[C53]Facto-CNN: Memory-Efficient CNN Training with Low-rank Tensor Factorization and Lossy Tensor Compression

Abstract

Convolutional neural networks (CNNs) are becoming deeper and wider to achieve higher accracy and lower loss, significantly expanding the computational resources. Especially, training CNN models extensively consumes memory mainly due to storing intermediate feature maps generated in the forward-propagation for calculating the gradient in the back-propagation. The memory usage of the CNN model training escalates with the increase in batch size and the complexity of the model. Therefore, a lightweight training method is essential, especially when the computational resources are limited. In this paper, we propose a CNN training mechanism called Facto-CNN, leveraging low-rank tensor factorization and lossy tensor compression to reduce the memory usage required in training the CNN models.

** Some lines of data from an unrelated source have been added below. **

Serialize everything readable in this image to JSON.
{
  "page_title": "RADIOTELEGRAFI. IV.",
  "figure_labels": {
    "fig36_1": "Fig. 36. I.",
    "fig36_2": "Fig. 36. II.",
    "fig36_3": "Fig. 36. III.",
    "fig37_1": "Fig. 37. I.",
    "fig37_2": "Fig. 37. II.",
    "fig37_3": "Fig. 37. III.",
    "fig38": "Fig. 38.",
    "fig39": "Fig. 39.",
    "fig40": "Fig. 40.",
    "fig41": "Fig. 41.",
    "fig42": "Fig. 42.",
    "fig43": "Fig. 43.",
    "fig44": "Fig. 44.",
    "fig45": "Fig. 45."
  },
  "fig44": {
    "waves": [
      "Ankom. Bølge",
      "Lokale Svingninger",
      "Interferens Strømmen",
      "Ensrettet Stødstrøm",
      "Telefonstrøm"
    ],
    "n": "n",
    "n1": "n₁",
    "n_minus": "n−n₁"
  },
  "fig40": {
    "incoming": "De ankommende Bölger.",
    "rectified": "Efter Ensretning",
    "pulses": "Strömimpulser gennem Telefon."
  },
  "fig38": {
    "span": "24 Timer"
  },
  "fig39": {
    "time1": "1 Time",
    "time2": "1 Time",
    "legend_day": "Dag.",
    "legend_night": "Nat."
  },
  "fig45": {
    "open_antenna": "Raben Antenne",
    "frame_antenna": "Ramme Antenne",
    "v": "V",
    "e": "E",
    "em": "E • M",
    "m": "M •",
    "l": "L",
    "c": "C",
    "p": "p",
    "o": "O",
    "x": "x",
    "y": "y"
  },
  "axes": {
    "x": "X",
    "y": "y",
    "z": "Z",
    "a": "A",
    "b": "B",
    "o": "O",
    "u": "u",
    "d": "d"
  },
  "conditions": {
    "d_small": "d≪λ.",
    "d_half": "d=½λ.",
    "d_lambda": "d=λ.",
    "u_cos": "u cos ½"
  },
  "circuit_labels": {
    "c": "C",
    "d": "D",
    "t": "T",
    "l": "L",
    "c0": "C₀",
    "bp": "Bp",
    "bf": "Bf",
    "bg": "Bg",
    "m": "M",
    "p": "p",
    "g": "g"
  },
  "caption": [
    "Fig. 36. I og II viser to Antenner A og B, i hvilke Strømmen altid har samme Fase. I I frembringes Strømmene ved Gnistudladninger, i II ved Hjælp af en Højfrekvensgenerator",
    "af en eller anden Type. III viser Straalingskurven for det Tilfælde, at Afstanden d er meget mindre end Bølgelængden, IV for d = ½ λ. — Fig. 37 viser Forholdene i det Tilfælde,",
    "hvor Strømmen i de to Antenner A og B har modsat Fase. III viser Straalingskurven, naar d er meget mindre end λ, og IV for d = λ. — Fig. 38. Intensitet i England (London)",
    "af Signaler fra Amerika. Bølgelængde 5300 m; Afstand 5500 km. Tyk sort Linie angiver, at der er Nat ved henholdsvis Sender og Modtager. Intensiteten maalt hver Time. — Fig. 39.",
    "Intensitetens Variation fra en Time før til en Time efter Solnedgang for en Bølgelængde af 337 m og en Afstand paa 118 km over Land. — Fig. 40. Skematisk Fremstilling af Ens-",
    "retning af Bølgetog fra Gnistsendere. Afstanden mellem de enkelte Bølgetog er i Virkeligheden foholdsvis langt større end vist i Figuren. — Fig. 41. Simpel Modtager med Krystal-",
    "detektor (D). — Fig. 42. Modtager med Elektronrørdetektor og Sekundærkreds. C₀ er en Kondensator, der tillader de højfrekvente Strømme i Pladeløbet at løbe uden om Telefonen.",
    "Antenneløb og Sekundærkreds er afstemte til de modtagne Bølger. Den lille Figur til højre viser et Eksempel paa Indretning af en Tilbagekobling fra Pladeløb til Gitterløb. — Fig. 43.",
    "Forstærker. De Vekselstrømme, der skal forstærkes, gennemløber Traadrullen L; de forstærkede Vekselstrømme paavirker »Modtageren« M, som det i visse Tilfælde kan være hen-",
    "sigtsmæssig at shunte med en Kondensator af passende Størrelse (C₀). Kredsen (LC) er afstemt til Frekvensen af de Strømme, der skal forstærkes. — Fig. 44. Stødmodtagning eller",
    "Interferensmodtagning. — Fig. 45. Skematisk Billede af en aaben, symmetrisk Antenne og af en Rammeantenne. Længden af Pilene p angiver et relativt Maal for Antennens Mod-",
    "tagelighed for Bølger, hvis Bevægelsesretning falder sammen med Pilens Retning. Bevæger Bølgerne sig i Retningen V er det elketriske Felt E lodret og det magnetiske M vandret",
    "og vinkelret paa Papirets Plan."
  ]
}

Facto-CNN factorizes the weight tensors of convolutional and fully-connected layers and then only updates one of the factorized tensors of each lyaer, dramatically reducing the feature map size stored in the memory. To further reduce memory consumption, Facto-CNN compresses the feature maps with a simple lossy compression technique that exploits the value similarity in the feature maps. Our experimental evaluation demonstrates that Facto-CNN reduces the memory usage for storing the feature maps by 68-93% with a trivial accuracy degradation when training the CNN models.

Publication
Asian Conference on Machine Learning 2023